Worst performing was a power brick as the power supply, although showing lower impedance at lower frequencies across the audio range and above it was poorly effective in controlling the power supply voltage. Connecting a small power supply module to a flying bus board or pcb busboard with capacitors had similarly poor impedance in the audio range. Yet many users have such systems and do not notice any problems. This is because unlike noise in the 0V reference not all modules are equally sensitive to noise on the power supply rails, well designed modules actively reject this noise and minimise the varying currents they draw to avoid affecting other modules. Even if a module in the case is sensitive to power noise it requires another module to be varying the current draw for it to be heard. A common recommendation has been for users with problems to upgrade to a linear power supply and bus boards, an example of which is shown for comparison.
While switching supplies have received a bad reputation in the past for poor noise and output impedance control, output impedance of linear supplies can be similarly variable and high quality examples of switching supplies exist. That characteristic alone cannot be used to select a higher performing supply. Worse the output impedance of the supply can vary depending on the current or capacitive load connected such that adding or removing modules can make unexpected differences. This is why measuring the entire system is important rather than relying on estimates of the parts individually. Given a supply with poor control of output impedance simply adding better bus boards with more capacitance is not always enough:
Here the same supply as before is moved from a typical busboard connected with a ribbon cable to a large plane type busboard connected with a low resistance plug in cable that also had more capacitance on it. Still there is a large peak at the bottom of the audio range. Changing to a high quality linear power supply and using only the low resistance plug in cable both bus board types are significantly improved across the audio range. With a solid supply to start with the difference between boards with and without capacitance is only above the audible range. For more detail of this and the difference cabling choices make the measurements are repeated for different configurations connected to the same high quality linear power supply.
A typical bus board is not improved significantly by changing from using a ribbon cable to the low resistance plug in cable, its own resistance still dominates the result. With the plane type bus board differences from wiring is clearer, the ultimate example using a 150mm/6" length of heavy 12AWG cable soldered directly to the bus board.
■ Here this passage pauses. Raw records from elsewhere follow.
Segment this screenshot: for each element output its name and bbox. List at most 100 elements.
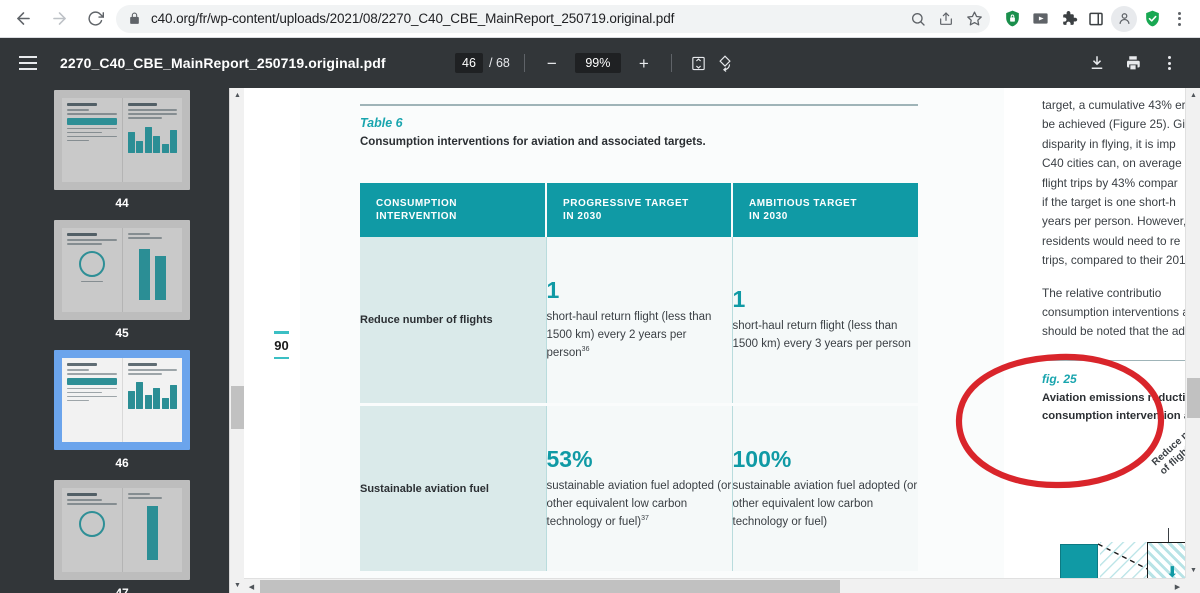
- thumbnail-label: 45: [115, 326, 129, 340]
- profile-avatar-icon[interactable]: [1110, 4, 1138, 34]
- folio-value: 90: [274, 337, 289, 353]
- body-paragraph-2: The relative contributio consumption int…: [1042, 284, 1200, 342]
- forward-arrow-icon[interactable]: [44, 4, 74, 34]
- thumbnail-label: 47: [115, 586, 129, 593]
- url-text[interactable]: c40.org/fr/wp-content/uploads/2021/08/22…: [151, 11, 904, 26]
- extensions-puzzle-icon[interactable]: [1054, 4, 1082, 34]
- lock-icon: [128, 12, 142, 26]
- adblock-shield-icon[interactable]: [1138, 4, 1166, 34]
- thumbnail-sidebar[interactable]: 44 45 46 47 ▲ ▼: [0, 88, 244, 593]
- pdf-viewer-body: 44 45 46 47 ▲ ▼ 90 Table 6 Consumption i…: [0, 88, 1200, 593]
- fit-to-page-icon[interactable]: [686, 50, 712, 76]
- pdf-document-title: 2270_C40_CBE_MainReport_250719.original.…: [60, 55, 386, 71]
- document-scroll-region[interactable]: 90 Table 6 Consumption interventions for…: [244, 88, 1200, 593]
- address-bar[interactable]: c40.org/fr/wp-content/uploads/2021/08/22…: [116, 4, 990, 33]
- cell-ambitious-reduce-flights: 1 short-haul return flight (less than 15…: [731, 236, 918, 406]
- text-line: residents would need to re: [1042, 233, 1181, 248]
- back-arrow-icon[interactable]: [8, 4, 38, 34]
- text-line: years per person. However,: [1042, 214, 1187, 229]
- table-row: Reduce number of flights 1 short-haul re…: [360, 236, 918, 406]
- cell-value: 1: [732, 286, 746, 313]
- header-line-2: IN 2030: [749, 210, 788, 222]
- document-hscrollbar-thumb[interactable]: [260, 580, 840, 593]
- thumbnail-label: 46: [115, 456, 129, 470]
- pdf-toolbar-center-controls: 46 / 68 − 99% +: [455, 38, 738, 88]
- header-line-2: IN 2030: [563, 210, 602, 222]
- thumbnail-page-46[interactable]: 46: [0, 350, 244, 470]
- scroll-left-arrow-icon[interactable]: ◀: [244, 579, 259, 593]
- download-icon[interactable]: [1084, 50, 1110, 76]
- figure-baseline-bar: [1060, 544, 1098, 578]
- cell-description: sustainable aviation fuel adopted (or ot…: [547, 480, 732, 528]
- cell-description: sustainable aviation fuel adopted (or ot…: [732, 480, 918, 528]
- cell-description: short-haul return flight (less than 1500…: [547, 311, 712, 359]
- scroll-up-arrow-icon[interactable]: ▲: [230, 88, 244, 103]
- header-line-1: AMBITIOUS TARGET: [749, 197, 858, 209]
- thumbnail-frame: [54, 90, 190, 190]
- rotate-icon[interactable]: [712, 50, 738, 76]
- text-line: if the target is one short-h: [1042, 195, 1176, 210]
- footnote-marker: 36: [581, 346, 590, 354]
- pdf-page-content: 90 Table 6 Consumption interventions for…: [264, 88, 1200, 578]
- bookmark-star-icon[interactable]: [960, 5, 988, 33]
- table-header-progressive-target: PROGRESSIVE TARGET IN 2030: [546, 182, 733, 237]
- thumbnail-page-44[interactable]: 44: [0, 90, 244, 210]
- more-options-icon[interactable]: [1156, 48, 1182, 78]
- extension-icon-group: [998, 4, 1200, 34]
- page-total-label: / 68: [489, 56, 510, 70]
- scroll-up-arrow-icon[interactable]: ▲: [1186, 88, 1200, 103]
- text-line: be achieved (Figure 25). Give: [1042, 117, 1198, 132]
- table-6: CONSUMPTION INTERVENTION PROGRESSIVE TAR…: [360, 182, 918, 574]
- print-icon[interactable]: [1120, 50, 1146, 76]
- video-downloader-icon[interactable]: [1026, 4, 1054, 34]
- figure-25-caption: fig. 25 Aviation emissions reductions co…: [1042, 372, 1200, 424]
- table-caption-text: Consumption interventions for aviation a…: [360, 135, 706, 148]
- page-folio-number: 90: [274, 331, 289, 359]
- thumbnail-scrollbar[interactable]: ▲ ▼: [229, 88, 244, 593]
- table-top-rule: [360, 104, 918, 106]
- document-vscrollbar-thumb[interactable]: [1187, 378, 1200, 418]
- page-number-input[interactable]: 46: [455, 53, 483, 73]
- thumbnail-scrollbar-thumb[interactable]: [231, 386, 244, 429]
- hamburger-menu-icon[interactable]: [8, 43, 48, 83]
- down-arrow-icon: ⬇: [1166, 564, 1179, 578]
- table-caption-number: Table 6: [360, 115, 403, 130]
- text-line: trips, compared to their 201: [1042, 253, 1186, 268]
- toolbar-divider-2: [670, 54, 672, 72]
- thumbnail-page-47[interactable]: 47: [0, 480, 244, 593]
- figure-bar-tick: [1168, 528, 1169, 543]
- avatar: [1111, 5, 1137, 32]
- table-header-ambitious-target: AMBITIOUS TARGET IN 2030: [732, 182, 918, 237]
- cell-value: 100%: [732, 446, 792, 472]
- zoom-out-button[interactable]: −: [539, 50, 565, 76]
- text-line: C40 cities can, on average: [1042, 156, 1182, 171]
- figure-25-chart: Reduce number of flights: [1042, 410, 1200, 578]
- thumbnail-frame: [54, 220, 190, 320]
- thumbnail-page-45[interactable]: 45: [0, 220, 244, 340]
- document-vertical-scrollbar[interactable]: ▲ ▼: [1185, 88, 1200, 578]
- scroll-down-arrow-icon[interactable]: ▼: [1186, 563, 1200, 578]
- share-icon[interactable]: [932, 5, 960, 33]
- zoom-level-display[interactable]: 99%: [574, 53, 621, 73]
- search-icon[interactable]: [904, 5, 932, 33]
- folio-rule-top: [274, 331, 289, 334]
- cell-ambitious-sustainable-fuel: 100% sustainable aviation fuel adopted (…: [731, 404, 918, 574]
- figure-top-rule: [1042, 359, 1200, 362]
- document-horizontal-scrollbar[interactable]: ◀ ▶: [244, 578, 1200, 593]
- text-line: consumption interventions a: [1042, 305, 1189, 320]
- page-left-column: 90 Table 6 Consumption interventions for…: [264, 88, 1004, 578]
- zoom-in-button[interactable]: +: [631, 50, 657, 76]
- three-dot-menu-icon[interactable]: [1166, 4, 1192, 34]
- reading-list-icon[interactable]: [1082, 4, 1110, 34]
- scroll-right-arrow-icon[interactable]: ▶: [1170, 579, 1185, 593]
- thumbnail-label: 44: [115, 196, 129, 210]
- table-header-consumption-intervention: CONSUMPTION INTERVENTION: [360, 182, 547, 237]
- browser-toolbar: c40.org/fr/wp-content/uploads/2021/08/22…: [0, 0, 1200, 38]
- page-right-column: target, a cumulative 43% er be achieved …: [1004, 88, 1200, 578]
- header-line-2: INTERVENTION: [376, 210, 457, 222]
- figure-caption-number: fig. 25: [1042, 372, 1077, 387]
- scroll-down-arrow-icon[interactable]: ▼: [230, 578, 244, 593]
- reload-icon[interactable]: [80, 4, 110, 34]
- password-manager-icon[interactable]: [998, 4, 1026, 34]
At these low resistances any connectors used affect the result with screw terminals adding milliohms or even 10 milliohms to the result. To go lower bolted ring terminals crimped to cables are usually needed to get connections below a milliohm. Large wires to match these low resistances can be impractical and busbars quickly become the easier solution for the lowest impedances, limited by the power supply they closely follow the lowest plot before rising similarly to the other examples without capacitors.
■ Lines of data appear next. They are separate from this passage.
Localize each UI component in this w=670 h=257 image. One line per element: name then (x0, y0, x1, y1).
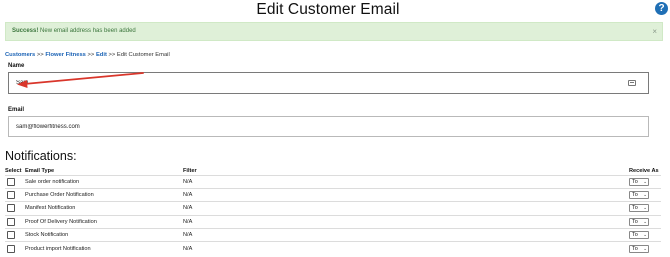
email-type-cell: Proof Of Delivery Notification (25, 214, 183, 229)
receive-as-value: To (632, 232, 638, 239)
receive-as-select[interactable]: To ⌄ (629, 231, 649, 240)
notifications-title: Notifications: (5, 149, 77, 163)
page-title: Edit Customer Email (256, 1, 400, 18)
table-row: Product import Notification N/A To ⌄ (5, 241, 661, 256)
receive-as-value: To (632, 192, 638, 199)
notifications-table: Select Email Type Filter Receive As Sale… (5, 168, 661, 256)
alert-strong: Success! (12, 28, 39, 34)
select-checkbox[interactable] (7, 191, 15, 200)
table-row: Manifest Notification N/A To ⌄ (5, 201, 661, 216)
name-label: Name (8, 63, 25, 69)
receive-as-select[interactable]: To ⌄ (629, 177, 649, 186)
receive-as-select[interactable]: To ⌄ (629, 191, 649, 200)
receive-as-value: To (632, 218, 638, 225)
receive-as-value: To (632, 178, 638, 185)
select-checkbox[interactable] (7, 217, 15, 226)
email-type-cell: Sale order notification (25, 174, 183, 189)
breadcrumb-separator: >> (36, 52, 44, 58)
alert-message: New email address has been added (40, 28, 136, 34)
table-header-row: Select Email Type Filter Receive As (5, 168, 661, 175)
email-type-cell: Purchase Order Notification (25, 187, 183, 202)
chevron-down-icon: ⌄ (643, 192, 647, 198)
breadcrumb-customer-name[interactable]: Flower Fitness (45, 52, 86, 58)
table-row: Sale order notification N/A To ⌄ (5, 174, 661, 189)
chevron-down-icon: ⌄ (643, 205, 647, 211)
select-checkbox[interactable] (7, 177, 15, 186)
breadcrumb: Customers >> Flower Fitness >> Edit >> E… (5, 52, 170, 58)
filter-cell: N/A (183, 174, 629, 189)
select-checkbox[interactable] (7, 244, 15, 253)
header-email-type: Email Type (25, 168, 55, 175)
receive-as-select[interactable]: To ⌄ (629, 244, 649, 253)
name-input[interactable] (8, 72, 649, 94)
receive-as-value: To (632, 205, 638, 212)
filter-cell: N/A (183, 187, 629, 202)
chevron-down-icon: ⌄ (643, 245, 647, 251)
table-row: Stock Notification N/A To ⌄ (5, 228, 661, 242)
receive-as-select[interactable]: To ⌄ (629, 217, 649, 226)
alert-text: Success! New email address has been adde… (12, 28, 136, 34)
select-checkbox[interactable] (7, 231, 15, 240)
table-row: Proof Of Delivery Notification N/A To ⌄ (5, 214, 661, 229)
email-label: Email (8, 107, 25, 113)
header-select: Select (5, 168, 22, 175)
filter-cell: N/A (183, 241, 629, 256)
receive-as-select[interactable]: To ⌄ (629, 204, 649, 213)
close-icon[interactable]: × (652, 27, 657, 36)
filter-cell: N/A (183, 201, 629, 216)
filter-cell: N/A (183, 214, 629, 229)
email-type-cell: Stock Notification (25, 228, 183, 242)
filter-cell: N/A (183, 228, 629, 242)
email-type-cell: Product import Notification (25, 241, 183, 256)
email-type-cell: Manifest Notification (25, 201, 183, 216)
table-row: Purchase Order Notification N/A To ⌄ (5, 187, 661, 202)
breadcrumb-customers[interactable]: Customers (5, 52, 35, 58)
chevron-down-icon: ⌄ (643, 178, 647, 184)
breadcrumb-separator: >> (87, 52, 95, 58)
chevron-down-icon: ⌄ (643, 218, 647, 224)
success-alert: Success! New email address has been adde… (5, 22, 663, 41)
chevron-down-icon: ⌄ (643, 232, 647, 238)
contact-card-icon[interactable] (628, 80, 636, 86)
header-receive-as: Receive As (629, 168, 659, 175)
breadcrumb-separator: >> (108, 52, 116, 58)
receive-as-value: To (632, 245, 638, 252)
breadcrumb-edit[interactable]: Edit (96, 52, 107, 58)
help-icon[interactable]: ? (655, 2, 668, 15)
email-input[interactable] (8, 116, 649, 137)
breadcrumb-current: Edit Customer Email (116, 52, 170, 58)
select-checkbox[interactable] (7, 204, 15, 213)
header-filter: Filter (183, 168, 197, 175)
The linear power supply that can achieve this sort of performance at 10kg/25lbs is larger and heavier than many racks themselves. Many supplies advertise impressive load regulation specifications which are related to the impedance at extremely low frequencies approaching DC, but fail to maintain these figures up into the audio range even if using advanced features such as remote sensing. There are better and worse power supplies available than whats shown here but obtaining these figures before purchase is difficult, and then changes in a system in use.
Also, looking only at impedance is ignoring the the noise from the power supply itself which adds to the voltage variations seen by the modules. With typical noise performance of the best supplies at several mV this grows to 10's of mV for typical supplies to even 100mV or more in poor examples. Only with a starting noise performance of 1mV from the power supply would it be likely to hear power rail impedance differences of under 10 milliohms, with a more typical 10mV or 20mV of noise 0.1 ohms of impedance as seen in traditional systems is low enough that further reductions to the power rail impedance are unlikely to make noticeable differences. With the larger currents and higher sensitivity of the 0V distribution any changes should aim to improve that more than the power rails.
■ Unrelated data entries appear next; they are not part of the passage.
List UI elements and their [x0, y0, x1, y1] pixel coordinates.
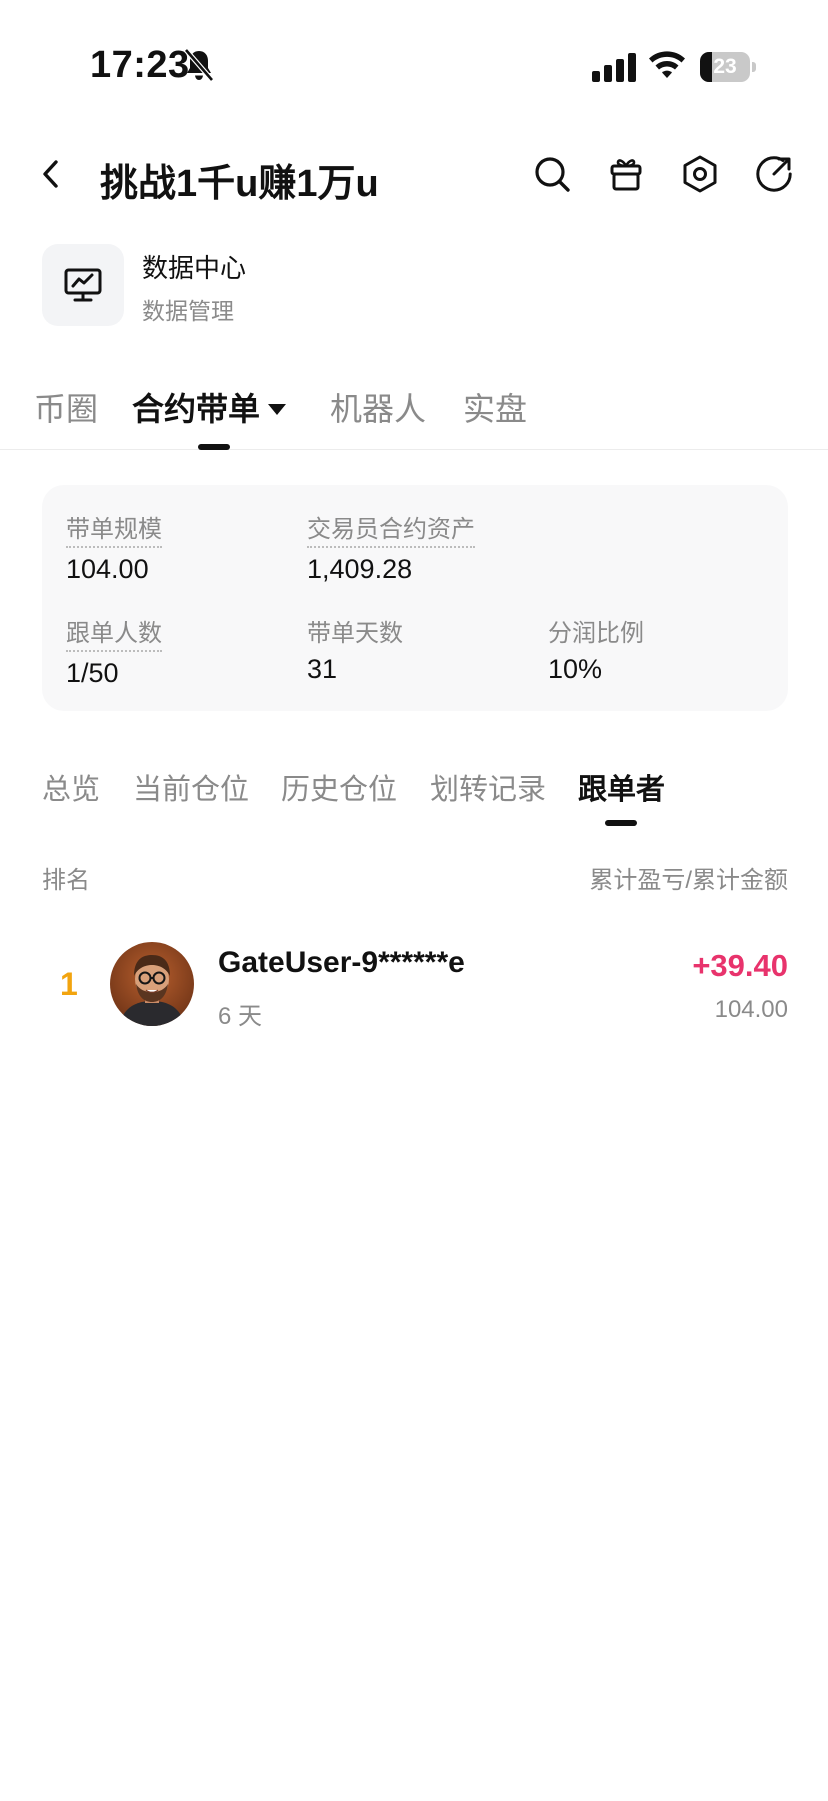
battery-level: 23 [713, 55, 737, 78]
tab-robot[interactable]: 机器人 [330, 384, 426, 430]
pnl-column-header: 累计盈亏/累计金额 [589, 867, 788, 894]
caret-down-icon [268, 404, 287, 416]
sub-tabs: 总览 当前仓位 历史仓位 划转记录 跟单者 [0, 760, 828, 830]
avatar [110, 942, 194, 1026]
follower-username: GateUser-9******e [218, 946, 465, 979]
stat-assets: 交易员合约资产 1,409.28 [307, 509, 475, 585]
search-icon[interactable] [530, 152, 574, 196]
stat-followers-label[interactable]: 跟单人数 [66, 613, 162, 652]
main-tabs: 币圈 合约带单 机器人 实盘 [0, 380, 828, 450]
follower-pnl: +39.40 [692, 948, 788, 983]
sub-tab-indicator [605, 820, 637, 826]
rank-column-header: 排名 [42, 867, 90, 894]
stat-profit-share-label: 分润比例 [548, 620, 644, 647]
gift-icon[interactable] [604, 152, 648, 196]
monitor-chart-icon [42, 244, 124, 326]
tab-followers[interactable]: 跟单者 [578, 766, 665, 808]
tab-history-positions[interactable]: 历史仓位 [281, 766, 397, 808]
status-bar: 17:23 23 [0, 0, 828, 120]
signal-icon [592, 53, 636, 82]
wifi-icon [649, 51, 685, 78]
stat-scale-value: 104.00 [66, 554, 149, 584]
tab-contract-copy-label: 合约带单 [132, 391, 261, 427]
bell-muted-icon [184, 48, 214, 82]
stats-card: 带单规模 104.00 交易员合约资产 1,409.28 跟单人数 1/50 带… [42, 485, 788, 711]
tab-live[interactable]: 实盘 [463, 384, 527, 430]
stat-profit-share: 分润比例 10% [548, 613, 644, 685]
stat-days: 带单天数 31 [307, 613, 403, 685]
stat-assets-value: 1,409.28 [307, 554, 413, 584]
back-icon[interactable] [36, 156, 66, 192]
tab-contract-copy[interactable]: 合约带单 [132, 384, 287, 430]
follower-row[interactable]: 1 GateUser-9******e 6 天 +39.40 104.00 [42, 940, 788, 1030]
stat-scale-label[interactable]: 带单规模 [66, 509, 162, 548]
tab-overview[interactable]: 总览 [42, 766, 100, 808]
share-icon[interactable] [752, 152, 796, 196]
follower-amount: 104.00 [714, 996, 788, 1023]
tab-current-positions[interactable]: 当前仓位 [133, 766, 249, 808]
stat-days-value: 31 [307, 654, 338, 684]
data-center-title: 数据中心 [142, 253, 247, 283]
tab-coin-circle[interactable]: 币圈 [34, 384, 98, 430]
stat-scale: 带单规模 104.00 [66, 509, 162, 585]
battery-icon: 23 [700, 52, 756, 82]
data-center-entry[interactable]: 数据中心 数据管理 [42, 244, 542, 328]
settings-icon[interactable] [678, 152, 722, 196]
list-header: 排名 累计盈亏/累计金额 [42, 860, 788, 894]
nav-bar: 挑战1千u赚1万u [0, 140, 828, 210]
stat-assets-label[interactable]: 交易员合约资产 [307, 509, 475, 548]
stat-followers: 跟单人数 1/50 [66, 613, 162, 689]
main-tab-indicator [198, 444, 230, 450]
stat-days-label: 带单天数 [307, 620, 403, 647]
stat-profit-share-value: 10% [548, 654, 603, 684]
rank-number: 1 [60, 966, 78, 1002]
stat-followers-value: 1/50 [66, 658, 119, 688]
tab-transfer-records[interactable]: 划转记录 [430, 766, 546, 808]
data-center-subtitle: 数据管理 [142, 298, 234, 324]
page-title: 挑战1千u赚1万u [100, 163, 379, 205]
follower-days: 6 天 [218, 1003, 263, 1030]
status-time: 17:23 [90, 44, 190, 86]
Comparing the extreme examples collected here in a single figure there is greater than a 100 to 1 difference.
Limited at audio frequencies by the power supply most systems would do better to replace their supply and/or distribution cabling ahead of the bus boards. But as a system grows the noise from additional modules connected to the same power supply adds together. A more effective way to isolate power noise is to have multiple power supplies in a system, several manufacturers offer active bus boards as a way to easily add many self contained power supplies to a system. The scaleable power system is an example of this along with its other features in an integrated and simple to use design.